Disabling Perceptions and Getting on with Uni

By Henderson Best

Advice from a recent graduate for new students with disabilities.

I moved away from home when I was 18 to study P.E. at the University of Otago. In hindsight, it was quite a big step for someone who had no experience living away from home, and the extra baggage of having Cerebral Palsy. As a naive 18-year-old I had the attitude of It’ll All Be OK. Plus, Otago is close to the mountains which was a bonus for me - I love skiing. Overall, my time at university was a really positive experience. Once I knew the lay of the land and which people to get support from, I couldn’t fault it. However, it took a while to get to that point. 
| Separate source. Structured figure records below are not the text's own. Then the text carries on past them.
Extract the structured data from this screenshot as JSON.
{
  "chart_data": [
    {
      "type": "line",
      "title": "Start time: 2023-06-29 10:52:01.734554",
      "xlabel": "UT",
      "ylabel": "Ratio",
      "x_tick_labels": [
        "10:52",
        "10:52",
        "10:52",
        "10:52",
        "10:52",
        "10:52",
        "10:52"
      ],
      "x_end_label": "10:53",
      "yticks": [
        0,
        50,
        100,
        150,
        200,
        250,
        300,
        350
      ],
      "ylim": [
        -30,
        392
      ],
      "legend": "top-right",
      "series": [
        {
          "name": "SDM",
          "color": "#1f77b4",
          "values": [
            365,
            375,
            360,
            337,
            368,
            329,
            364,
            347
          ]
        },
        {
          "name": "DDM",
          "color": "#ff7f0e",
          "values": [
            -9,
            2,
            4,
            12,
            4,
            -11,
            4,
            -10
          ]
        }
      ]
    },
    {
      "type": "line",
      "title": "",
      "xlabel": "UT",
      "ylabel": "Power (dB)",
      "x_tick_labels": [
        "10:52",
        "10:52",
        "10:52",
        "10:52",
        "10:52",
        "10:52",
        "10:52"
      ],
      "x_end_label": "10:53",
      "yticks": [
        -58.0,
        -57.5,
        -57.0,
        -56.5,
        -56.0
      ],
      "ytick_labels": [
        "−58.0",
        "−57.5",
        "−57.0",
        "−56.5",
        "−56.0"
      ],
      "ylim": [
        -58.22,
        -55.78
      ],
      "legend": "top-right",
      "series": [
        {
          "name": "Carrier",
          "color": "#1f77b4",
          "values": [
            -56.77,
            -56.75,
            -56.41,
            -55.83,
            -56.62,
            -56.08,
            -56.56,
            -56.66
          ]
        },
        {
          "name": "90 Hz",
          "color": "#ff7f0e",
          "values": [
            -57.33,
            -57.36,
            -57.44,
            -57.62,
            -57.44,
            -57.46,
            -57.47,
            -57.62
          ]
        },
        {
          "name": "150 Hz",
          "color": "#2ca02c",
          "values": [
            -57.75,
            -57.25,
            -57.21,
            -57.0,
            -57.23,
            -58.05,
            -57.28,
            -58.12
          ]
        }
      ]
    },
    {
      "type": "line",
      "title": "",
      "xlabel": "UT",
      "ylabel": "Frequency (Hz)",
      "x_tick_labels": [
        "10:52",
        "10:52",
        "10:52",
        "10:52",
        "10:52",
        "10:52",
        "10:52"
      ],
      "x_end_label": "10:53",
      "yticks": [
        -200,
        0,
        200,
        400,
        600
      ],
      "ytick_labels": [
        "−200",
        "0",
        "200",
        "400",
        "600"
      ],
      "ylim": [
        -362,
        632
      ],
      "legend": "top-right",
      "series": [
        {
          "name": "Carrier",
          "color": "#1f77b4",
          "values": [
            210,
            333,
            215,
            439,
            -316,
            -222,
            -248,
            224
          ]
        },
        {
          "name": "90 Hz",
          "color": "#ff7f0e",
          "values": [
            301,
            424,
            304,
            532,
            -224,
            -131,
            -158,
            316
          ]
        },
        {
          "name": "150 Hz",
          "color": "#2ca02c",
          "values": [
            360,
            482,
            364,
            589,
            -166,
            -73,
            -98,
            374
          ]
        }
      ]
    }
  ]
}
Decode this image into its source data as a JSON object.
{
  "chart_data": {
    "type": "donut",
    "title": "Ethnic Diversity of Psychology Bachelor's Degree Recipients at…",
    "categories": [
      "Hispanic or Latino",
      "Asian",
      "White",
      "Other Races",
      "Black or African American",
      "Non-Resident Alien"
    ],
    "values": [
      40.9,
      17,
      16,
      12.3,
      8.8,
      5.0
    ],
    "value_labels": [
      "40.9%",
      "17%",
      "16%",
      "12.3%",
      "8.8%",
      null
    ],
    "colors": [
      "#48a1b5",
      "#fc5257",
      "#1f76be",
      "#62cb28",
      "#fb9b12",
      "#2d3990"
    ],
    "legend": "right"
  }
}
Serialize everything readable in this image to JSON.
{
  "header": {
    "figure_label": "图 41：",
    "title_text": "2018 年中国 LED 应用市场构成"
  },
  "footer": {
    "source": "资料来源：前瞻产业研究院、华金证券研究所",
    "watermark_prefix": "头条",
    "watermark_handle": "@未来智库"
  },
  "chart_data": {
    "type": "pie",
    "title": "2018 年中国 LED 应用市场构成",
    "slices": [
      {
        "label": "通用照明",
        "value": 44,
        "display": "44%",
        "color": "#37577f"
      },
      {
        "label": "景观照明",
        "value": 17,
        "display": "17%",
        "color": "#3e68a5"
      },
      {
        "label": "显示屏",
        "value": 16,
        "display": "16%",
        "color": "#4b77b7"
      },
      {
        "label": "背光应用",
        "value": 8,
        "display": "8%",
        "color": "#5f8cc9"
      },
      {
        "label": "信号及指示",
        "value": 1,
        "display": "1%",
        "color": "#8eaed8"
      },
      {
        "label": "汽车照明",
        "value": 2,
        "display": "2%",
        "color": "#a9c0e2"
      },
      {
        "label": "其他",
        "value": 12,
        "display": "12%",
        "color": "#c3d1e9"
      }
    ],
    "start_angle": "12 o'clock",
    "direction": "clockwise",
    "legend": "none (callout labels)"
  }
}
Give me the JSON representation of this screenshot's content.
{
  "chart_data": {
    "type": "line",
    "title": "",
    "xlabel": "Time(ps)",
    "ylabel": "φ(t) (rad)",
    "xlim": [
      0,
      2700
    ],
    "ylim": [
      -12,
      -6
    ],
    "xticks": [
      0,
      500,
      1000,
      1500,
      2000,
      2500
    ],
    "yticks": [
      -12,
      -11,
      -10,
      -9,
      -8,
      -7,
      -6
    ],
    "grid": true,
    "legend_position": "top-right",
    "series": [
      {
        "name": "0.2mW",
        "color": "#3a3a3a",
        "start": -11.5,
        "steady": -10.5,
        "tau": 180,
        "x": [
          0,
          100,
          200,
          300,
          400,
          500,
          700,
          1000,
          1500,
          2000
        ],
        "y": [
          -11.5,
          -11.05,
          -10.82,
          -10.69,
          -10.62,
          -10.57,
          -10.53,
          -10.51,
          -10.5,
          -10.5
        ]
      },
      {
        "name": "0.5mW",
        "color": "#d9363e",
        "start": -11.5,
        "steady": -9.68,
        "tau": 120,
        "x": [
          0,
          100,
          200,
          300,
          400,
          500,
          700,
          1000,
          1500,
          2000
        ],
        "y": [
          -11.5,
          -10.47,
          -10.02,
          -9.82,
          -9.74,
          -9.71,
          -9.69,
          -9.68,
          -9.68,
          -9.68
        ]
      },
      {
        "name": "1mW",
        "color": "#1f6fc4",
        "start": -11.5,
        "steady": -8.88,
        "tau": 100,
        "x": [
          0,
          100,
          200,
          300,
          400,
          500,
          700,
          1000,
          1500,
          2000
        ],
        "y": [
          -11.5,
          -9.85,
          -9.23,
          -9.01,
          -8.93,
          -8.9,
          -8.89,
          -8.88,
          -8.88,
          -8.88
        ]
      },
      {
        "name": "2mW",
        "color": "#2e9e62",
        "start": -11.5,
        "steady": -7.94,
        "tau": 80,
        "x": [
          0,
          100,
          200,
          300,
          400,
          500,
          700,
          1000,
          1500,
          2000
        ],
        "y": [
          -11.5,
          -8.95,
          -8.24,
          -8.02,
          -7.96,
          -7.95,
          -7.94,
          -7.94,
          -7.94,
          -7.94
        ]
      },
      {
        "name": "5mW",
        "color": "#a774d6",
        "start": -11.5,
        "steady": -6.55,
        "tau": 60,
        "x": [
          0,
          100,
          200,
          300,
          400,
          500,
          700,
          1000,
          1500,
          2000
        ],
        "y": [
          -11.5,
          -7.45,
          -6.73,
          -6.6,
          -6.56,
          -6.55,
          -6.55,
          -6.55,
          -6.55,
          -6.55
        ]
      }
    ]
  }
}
At the end of my first year I was contemplating giving it all up because, A. I wasn’t enjoying the content of the course, but B. I was finding it all a bit much coming to terms with the limitations my CP. But I decided to stick it out, there was no point in leaving behind all the connections and friends I had made. Once you get to know people and get some clubs to be involved with, it gets easier. In my case I found sports like boccia and wheelchair rugby were excellent for keeping me sane amongst all the study (and skiing on the occasional weekend). To me, I felt like any other young person at uni, which was a great feeling.

"All my friends were starting organise flats and find flatmates, etc. It was getting a bit overwhelming for me at that stage."


One of the challenging things was finding a flat when I got to the end of my first year. All my friends were starting organise flats and find flatmates, etc. It was getting a bit overwhelming for me at that stage. I was fortunate enough to have the option of staying in my hall. This wasn't what I intended to happen - but hey, it happened. On the bright side, it was a darn sight warmer in the halls on those chilly Dunedin days. Having that option of staying in the halls was great, and it allowed me to have a little more time to think about the flatting logistics. Fortunately, I found an accessible university-owned flat for the last few years of my degree. This was a great solution and the university staff were very helpful in organising this for me.

Yes, I did have some doubts about how I could do uni with a disability. The hardest part for me was realising that I did need help. It took me a long time to come to terms with the fact that there are some things that I was just going to take a little longer to do, i.e. assignments and getting to class from one end of campus to another, but I just got on and learned strategies to cope. Occasionally I could stream my lectures online so I didn’t have to walk so far between classes, but I also just learnt to walk quickly (while trying to avoid wobbly pavements).

"Getting the “You Are Inspiring” and the “You’re So Far Away From Home” comments caught me off guard."

One of those times I was speed walking across campus, another student was so adamant he could cure my Cerebral Palsy that he approached me and stopped me. Come on, I was innocently walking back from a day at the library, needing food. My CP was the least of my concerns. To be honest, it was kind of amusing that he decided to pray for me then and there, but I bit my tongue. Of course I knew that it wasn’t gonna help, so I decided to just go with it. Getting the “You Are Inspiring” and the “You’re So Far Away From Home” comments caught me off guard. Pfft — just because I have a disability doesn’t mean I can’t go to the furthest end of the country for uni just like anyone else. Surely that doesn’t make me inspirational? All I was doing was going to class just like any other student.

So yes - sometimes it’s a bit hit and miss. But (believe it or not) people are willing and want to help you! It took me a bit of time to realise this but let me tell you, it gets so much easier once you do. The university appreciates it when you say “I need help”. It helps that usually when you enrol in a university, you can state that you have a disability on your enrolment form. Funnily enough, if you tick ‘Yes’ then the disability support service will make itself known to you. The support systems are fantastic, it pays to find your voice and be brave.